Last week, I arrived in NOLA. Luckily because of the time change I arrived on time, instead of an hour late. I wandered up and down Frenchman Street, while waiting to catch up with my host. I read in a guide somewhere that the locals have their own style. For what I’ve seen it varies from hipster to turn of the century Carny. A friendly Tarot card reader let me know ahead of time about a fire show in the parking lot behind his table. Until the show I hung around Frenchmen Art Market, which had plenty of interesting wares. I spent most of my time at the booth of an independent filmmaker listening to stories about train hopping and the hobo life-style in the documentary Cure for the Crash. The fire show ended up being pretty amazing too.
Afterwards I walked to the Hi Ho Lounge, where my Couchsurfing host, Brody was planning to attend a XXYYXX concert. The show was sold out and packed out! Luckily, with a mix of buying a ticket off a bystander and knowing the right people we were able to get in.

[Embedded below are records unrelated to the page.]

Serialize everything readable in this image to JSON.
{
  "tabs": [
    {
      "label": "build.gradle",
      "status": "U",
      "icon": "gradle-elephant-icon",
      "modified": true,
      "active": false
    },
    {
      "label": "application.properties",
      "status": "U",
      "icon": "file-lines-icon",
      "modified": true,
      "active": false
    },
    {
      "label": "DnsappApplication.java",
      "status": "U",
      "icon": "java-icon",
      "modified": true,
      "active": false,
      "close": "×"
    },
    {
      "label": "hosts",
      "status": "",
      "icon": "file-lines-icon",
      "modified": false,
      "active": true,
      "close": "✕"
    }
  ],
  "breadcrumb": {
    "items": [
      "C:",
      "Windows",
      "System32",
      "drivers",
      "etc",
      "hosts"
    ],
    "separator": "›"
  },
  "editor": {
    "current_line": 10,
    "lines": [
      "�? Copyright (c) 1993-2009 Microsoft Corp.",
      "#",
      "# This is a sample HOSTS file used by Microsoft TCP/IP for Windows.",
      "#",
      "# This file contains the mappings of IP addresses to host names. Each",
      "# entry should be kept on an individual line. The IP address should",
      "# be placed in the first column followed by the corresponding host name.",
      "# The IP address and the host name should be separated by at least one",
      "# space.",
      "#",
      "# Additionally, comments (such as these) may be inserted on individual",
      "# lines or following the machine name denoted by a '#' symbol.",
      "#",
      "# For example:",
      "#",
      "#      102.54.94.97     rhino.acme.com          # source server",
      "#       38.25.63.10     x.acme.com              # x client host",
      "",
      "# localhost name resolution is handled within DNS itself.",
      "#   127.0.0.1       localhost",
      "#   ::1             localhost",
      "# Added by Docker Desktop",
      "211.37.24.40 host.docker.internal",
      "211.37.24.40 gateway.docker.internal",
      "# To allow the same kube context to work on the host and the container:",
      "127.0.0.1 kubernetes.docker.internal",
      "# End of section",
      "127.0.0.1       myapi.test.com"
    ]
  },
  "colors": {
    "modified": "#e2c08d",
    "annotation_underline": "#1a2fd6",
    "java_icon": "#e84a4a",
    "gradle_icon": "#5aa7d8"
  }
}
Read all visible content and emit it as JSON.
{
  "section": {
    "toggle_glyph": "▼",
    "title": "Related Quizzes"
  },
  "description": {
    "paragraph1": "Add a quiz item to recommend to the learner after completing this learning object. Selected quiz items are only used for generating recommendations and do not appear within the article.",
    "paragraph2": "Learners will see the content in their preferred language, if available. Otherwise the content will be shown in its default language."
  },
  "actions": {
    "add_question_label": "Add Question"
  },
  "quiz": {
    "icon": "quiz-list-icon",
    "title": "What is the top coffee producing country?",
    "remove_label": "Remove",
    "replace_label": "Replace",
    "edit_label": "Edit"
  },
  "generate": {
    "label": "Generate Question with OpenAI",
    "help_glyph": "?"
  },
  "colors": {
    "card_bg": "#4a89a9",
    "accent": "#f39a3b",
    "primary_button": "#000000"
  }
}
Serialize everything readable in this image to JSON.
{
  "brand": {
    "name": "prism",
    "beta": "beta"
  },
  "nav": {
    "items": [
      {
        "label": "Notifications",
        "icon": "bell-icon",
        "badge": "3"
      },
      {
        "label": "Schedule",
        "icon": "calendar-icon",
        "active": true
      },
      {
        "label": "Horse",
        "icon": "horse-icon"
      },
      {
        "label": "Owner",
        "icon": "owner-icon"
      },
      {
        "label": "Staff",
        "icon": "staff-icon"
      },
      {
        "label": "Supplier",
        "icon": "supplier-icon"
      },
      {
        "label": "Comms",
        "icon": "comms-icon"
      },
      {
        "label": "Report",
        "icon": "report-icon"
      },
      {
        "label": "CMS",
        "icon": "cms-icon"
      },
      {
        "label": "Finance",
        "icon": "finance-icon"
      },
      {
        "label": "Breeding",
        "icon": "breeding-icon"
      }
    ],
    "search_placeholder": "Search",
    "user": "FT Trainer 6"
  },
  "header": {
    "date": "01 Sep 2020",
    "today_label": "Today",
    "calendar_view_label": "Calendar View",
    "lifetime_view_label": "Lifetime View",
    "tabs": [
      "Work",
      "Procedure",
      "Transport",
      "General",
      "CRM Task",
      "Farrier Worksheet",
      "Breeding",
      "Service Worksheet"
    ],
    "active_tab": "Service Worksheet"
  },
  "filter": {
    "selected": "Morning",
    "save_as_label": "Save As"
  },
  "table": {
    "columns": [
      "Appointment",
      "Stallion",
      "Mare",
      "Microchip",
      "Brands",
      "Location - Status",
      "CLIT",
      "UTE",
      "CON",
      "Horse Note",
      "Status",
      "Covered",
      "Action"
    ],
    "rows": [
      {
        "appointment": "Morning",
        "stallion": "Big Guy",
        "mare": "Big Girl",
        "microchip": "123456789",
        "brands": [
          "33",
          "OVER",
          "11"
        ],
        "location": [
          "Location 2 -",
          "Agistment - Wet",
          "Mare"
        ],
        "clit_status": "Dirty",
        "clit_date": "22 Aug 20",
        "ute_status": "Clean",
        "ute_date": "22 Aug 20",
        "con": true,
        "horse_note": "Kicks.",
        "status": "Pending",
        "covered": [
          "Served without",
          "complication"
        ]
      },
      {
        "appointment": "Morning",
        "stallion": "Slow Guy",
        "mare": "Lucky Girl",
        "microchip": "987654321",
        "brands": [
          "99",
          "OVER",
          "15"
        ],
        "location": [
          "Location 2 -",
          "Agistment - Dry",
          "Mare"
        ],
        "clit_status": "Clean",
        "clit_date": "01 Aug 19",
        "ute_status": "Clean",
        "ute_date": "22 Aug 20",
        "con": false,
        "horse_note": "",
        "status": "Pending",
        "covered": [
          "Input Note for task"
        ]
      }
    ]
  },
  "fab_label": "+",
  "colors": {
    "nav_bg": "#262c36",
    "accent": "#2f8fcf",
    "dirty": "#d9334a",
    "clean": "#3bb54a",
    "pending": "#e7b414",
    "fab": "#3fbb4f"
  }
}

That night we crashed at a nearby friend’s place. In the morning we left with his dog. Then we grabbed some coffee, visited two parks and played tennis. In the evening we returned the dog and caught a yoga class. I spent some time window shopping on Magazine Street, while my host, Brody attended another yoga class (one is good enough for me!).

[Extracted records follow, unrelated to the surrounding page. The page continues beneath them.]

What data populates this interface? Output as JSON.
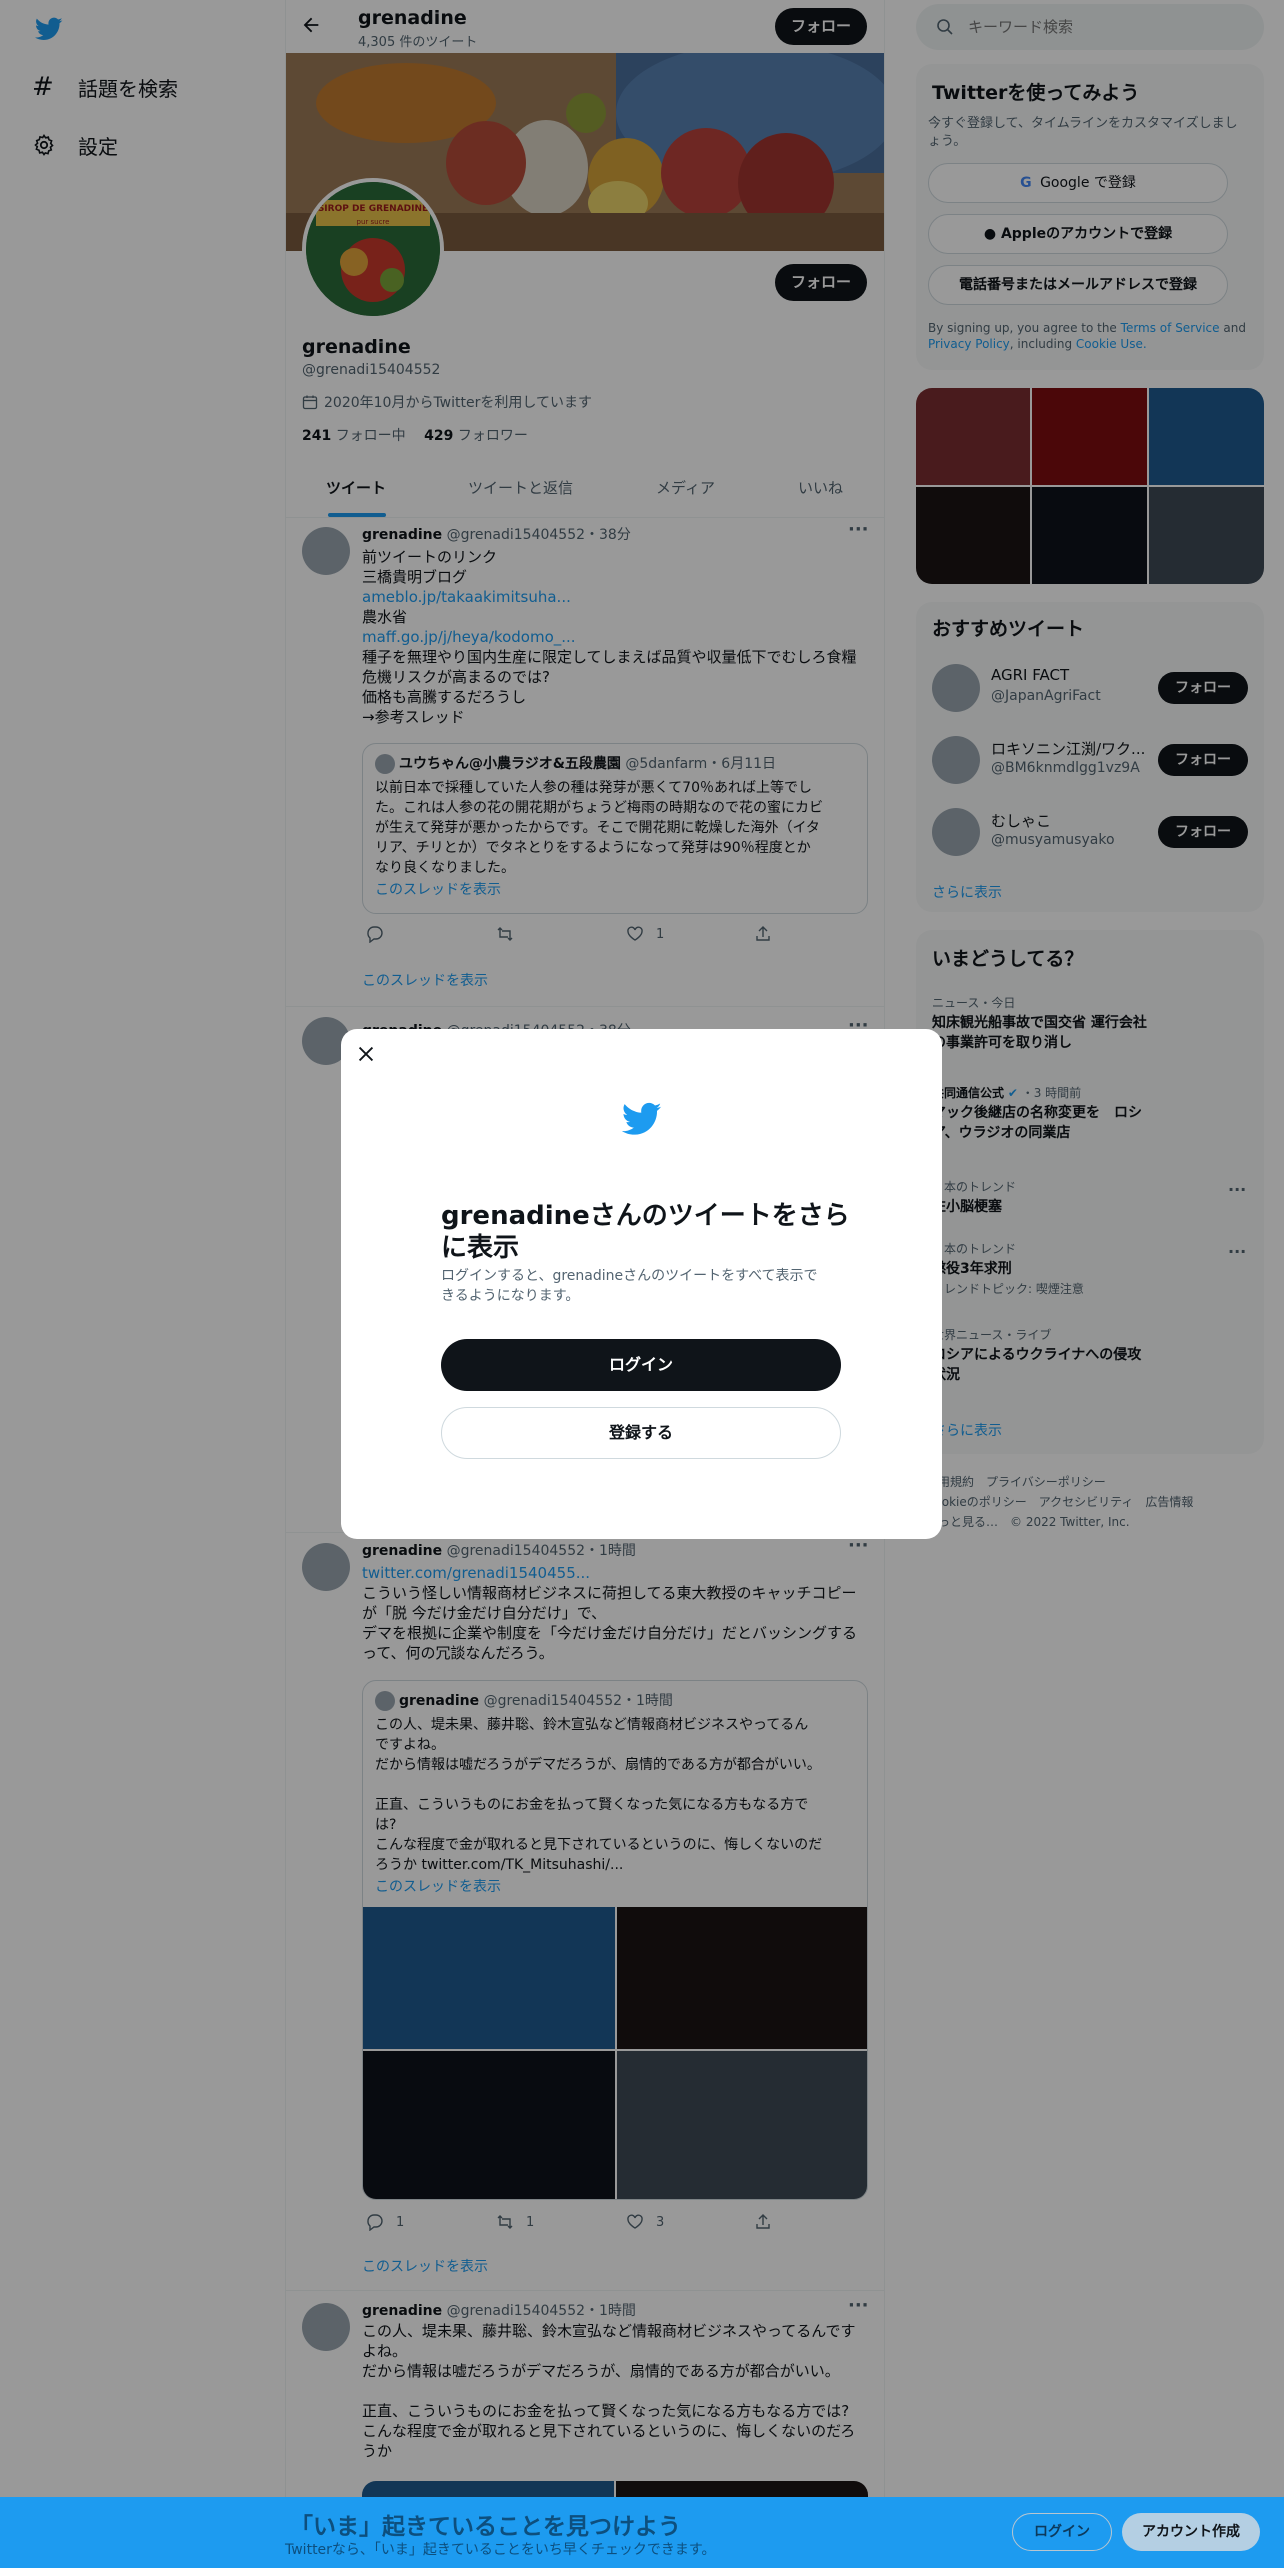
{
  "left_nav": {
    "explore_label": "話題を検索",
    "settings_label": "設定"
  },
  "header": {
    "name": "grenadine",
    "tweet_count": "4,305 件のツイート",
    "follow_label": "フォロー"
  },
  "banner": {
    "avatar_text_top": "SIROP DE GRENADINE",
    "avatar_text_sub": "pur sucre"
  },
  "profile": {
    "follow_label": "フォロー",
    "name": "grenadine",
    "handle": "@grenadi15404552",
    "joined": "2020年10月からTwitterを利用しています",
    "following_count": "241",
    "following_label": "フォロー中",
    "followers_count": "429",
    "followers_label": "フォロワー"
  },
  "tabs": [
    "ツイート",
    "ツイートと返信",
    "メディア",
    "いいね"
  ],
  "tweet1": {
    "name": "grenadine",
    "meta": "@grenadi15404552・38分",
    "lines": [
      "前ツイートのリンク",
      "三橋貴明ブログ"
    ],
    "link1": "ameblo.jp/takaakimitsuha...",
    "line3": "農水省",
    "link2": "maff.go.jp/j/heya/kodomo_...",
    "lines2": [
      "種子を無理やり国内生産に限定してしまえば品質や収量低下でむしろ食糧",
      "危機リスクが高まるのでは?",
      "価格も高騰するだろうし",
      "→参考スレッド"
    ],
    "quote": {
      "name": "ユウちゃん@小農ラジオ&五段農園",
      "meta": "@5danfarm・6月11日",
      "lines": [
        "以前日本で採種していた人参の種は発芽が悪くて70％あれば上等でし",
        "た。これは人参の花の開花期がちょうど梅雨の時期なので花の蜜にカビ",
        "が生えて発芽が悪かったからです。そこで開花期に乾燥した海外（イタ",
        "リア、チリとか）でタネとりをするようになって発芽は90％程度とか",
        "なり良くなりました。"
      ],
      "thread_link": "このスレッドを表示"
    },
    "like_count": "1",
    "thread_link": "このスレッドを表示"
  },
  "tweet2": {
    "name": "grenadine",
    "meta": "@grenadi15404552・38分"
  },
  "tweet3": {
    "name": "grenadine",
    "meta": "@grenadi15404552・1時間",
    "link": "twitter.com/grenadi1540455...",
    "lines": [
      "こういう怪しい情報商材ビジネスに荷担してる東大教授のキャッチコピー",
      "が「脱 今だけ金だけ自分だけ」で、",
      "デマを根拠に企業や制度を「今だけ金だけ自分だけ」だとバッシングする",
      "って、何の冗談なんだろう。"
    ],
    "quote": {
      "name": "grenadine",
      "meta": "@grenadi15404552・1時間",
      "lines": [
        "この人、堤未果、藤井聡、鈴木宣弘など情報商材ビジネスやってるん",
        "ですよね。",
        "だから情報は嘘だろうがデマだろうが、扇情的である方が都合がいい。",
        "",
        "正直、こういうものにお金を払って賢くなった気になる方もなる方で",
        "は?",
        "こんな程度で金が取れると見下されているというのに、悔しくないのだ",
        "ろうか  twitter.com/TK_Mitsuhashi/..."
      ],
      "thread_link": "このスレッドを表示"
    },
    "reply_count": "1",
    "retweet_count": "1",
    "like_count": "3",
    "thread_link": "このスレッドを表示"
  },
  "tweet4": {
    "name": "grenadine",
    "meta": "@grenadi15404552・1時間",
    "lines": [
      "この人、堤未果、藤井聡、鈴木宣弘など情報商材ビジネスやってるんです",
      "よね。",
      "だから情報は嘘だろうがデマだろうが、扇情的である方が都合がいい。",
      "",
      "正直、こういうものにお金を払って賢くなった気になる方もなる方では?",
      "こんな程度で金が取れると見下されているというのに、悔しくないのだろ",
      "うか"
    ]
  },
  "search": {
    "placeholder": "キーワード検索"
  },
  "signup": {
    "title": "Twitterを使ってみよう",
    "subtitle_lines": [
      "今すぐ登録して、タイムラインをカスタマイズしまし",
      "ょう。"
    ],
    "google_label": "Google で登録",
    "apple_label": "Appleのアカウントで登録",
    "phone_label": "電話番号またはメールアドレスで登録",
    "terms_pre": "By signing up, you agree to the",
    "terms_link": "Terms of Service",
    "terms_and": "and",
    "privacy_link": "Privacy Policy",
    "including": ", including",
    "cookie_link": "Cookie Use."
  },
  "colors": {
    "accent": "#1d9bf0",
    "grid": [
      "#7b2e31",
      "#7e0d0f",
      "#1f5b8f",
      "#1b1415",
      "#0e131c",
      "#3f4a56"
    ]
  },
  "recommend": {
    "title": "おすすめツイート",
    "users": [
      {
        "name": "AGRI FACT",
        "handle": "@JapanAgriFact",
        "follow": "フォロー"
      },
      {
        "name": "ロキソニン江渕/ワク...",
        "handle": "@BM6knmdlgg1vz9A",
        "follow": "フォロー"
      },
      {
        "name": "むしゃこ",
        "handle": "@musyamusyako",
        "follow": "フォロー"
      }
    ],
    "more": "さらに表示"
  },
  "trends": {
    "title": "いまどうしてる？",
    "items": [
      {
        "meta": "ニュース・今日",
        "title_lines": [
          "知床観光船事故で国交省 運行会社",
          "の事業許可を取り消し"
        ]
      },
      {
        "meta": "共同通信公式",
        "meta2": "・3 時間前",
        "title_lines": [
          "マック後継店の名称変更を　ロシ",
          "ア、ウラジオの同業店"
        ]
      },
      {
        "meta": "日本のトレンド",
        "title_lines": [
          "左小脳梗塞"
        ]
      },
      {
        "meta": "日本のトレンド",
        "title_lines": [
          "懲役3年求刑"
        ],
        "extra": "トレンドトピック: 喫煙注意"
      },
      {
        "meta": "世界ニュース・ライブ",
        "title_lines": [
          "ロシアによるウクライナへの侵攻",
          "状況"
        ]
      }
    ],
    "more": "さらに表示"
  },
  "footer": {
    "line1": "利用規約　プライバシーポリシー",
    "line2": "Cookieのポリシー　アクセシビリティ　広告情報",
    "line3": "もっと見る…　© 2022 Twitter, Inc."
  },
  "modal": {
    "title_lines": [
      "grenadineさんのツイートをさら",
      "に表示"
    ],
    "body_lines": [
      "ログインすると、grenadineさんのツイートをすべて表示で",
      "きるようになります。"
    ],
    "login_label": "ログイン",
    "signup_label": "登録する"
  },
  "bottom": {
    "headline": "「いま」起きていることを見つけよう",
    "sub": "Twitterなら、「いま」起きていることをいち早くチェックできます。",
    "login_label": "ログイン",
    "signup_label": "アカウント作成"
  }
}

By this time it started to rain. Flooding is one of the things I hear New Orleans does best. When we reached our next destination, I jumped puddles in an oversized men’s raincoat. On a quiet residential brick street stood a glowing house covered in lights. This is where they serve free Indian food on Sunday evenings. Families in traditional Indian garb walk out of the side entrance and I enter into a room filled with tables of scruffy artist/student types and Indian immigrants. The air smells of curry and petruli. I was told that you’re suppose to say “Hare Krishna” when they serve you. Brody says it means “Thank You”. I just said “Thank you”.
My family was very concerned about my safety in New Orleans. What ended up being the most frightening thing about New Orleans was driving that night over 23 miles in the pouring rain across the Lake Pontchartrain Causeway.

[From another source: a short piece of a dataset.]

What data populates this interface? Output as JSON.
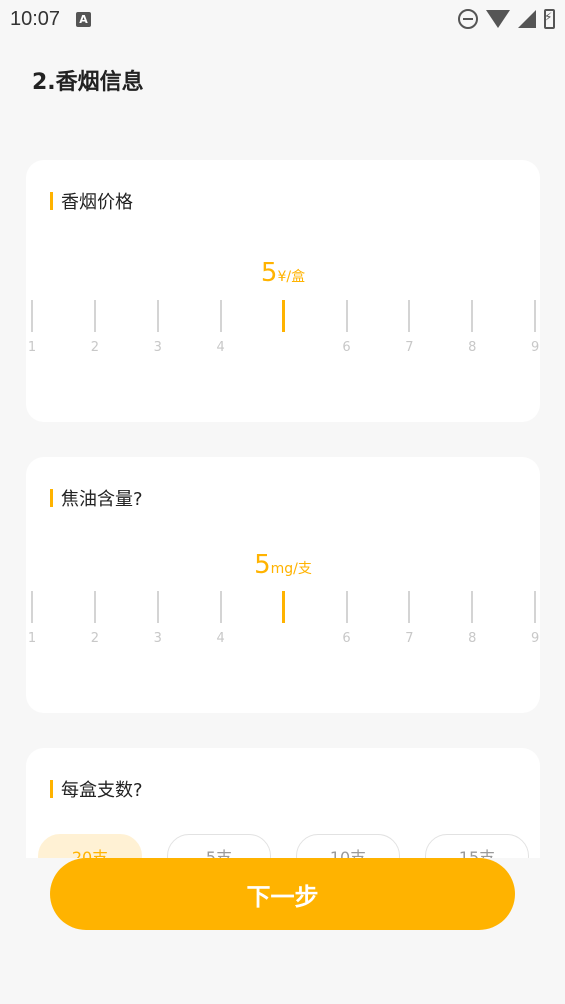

The entire next day it rained, so I worked all day long without any distractions. By dark, it finally stopped raining. An out-of-town friend was playing at the Always Lounge, so we went out to support. The Anonymous Choir, North America and XXXPressionXXX performed. I talked for a while with the twins from North America. Really sweet sensitive guys. The girls from the choir all had their own cute style and livened up the place with their dancing and enthusiasm for the other artists.
Later on in NOLA, I visited the art museum, River Walk and the French Quarter. The French Quarter is pretty tame on a Tuesday night when most everyone out is in town for a therapist convention. The bartender had to remind the patron beside me that at the bar she’s the “therapist”. The two therapists on the other side of my stool giggled over their Oysters Rockefeller about how every good therapist has a therapist, “don’t let them tell you otherwise!” That was a night full of laughter. A random procession of tourists paraded down the street. They passed so fast, I didn’t even have time to catch them on camera. I cracked up so much that I practically spit in the face of a promoter when he asked if I would like to see some male strippers.
I spent plenty of time eating as well. The most memorable meals included a shrimp po-boy and ettouffee at Felix’s Restaurant and Oyster Bar and Cafe au Lait and beignets at Cafe du Monde. On my last day I ran into friendliest homeless people at the River Walk. They asked me to ask them out for dinner. There were plenty of places within walking distance and it would’ve been very safe, but I was concerned about the money. Now, I kinda wish I had taken them out to dinner. LOL. We would’ve had a great time!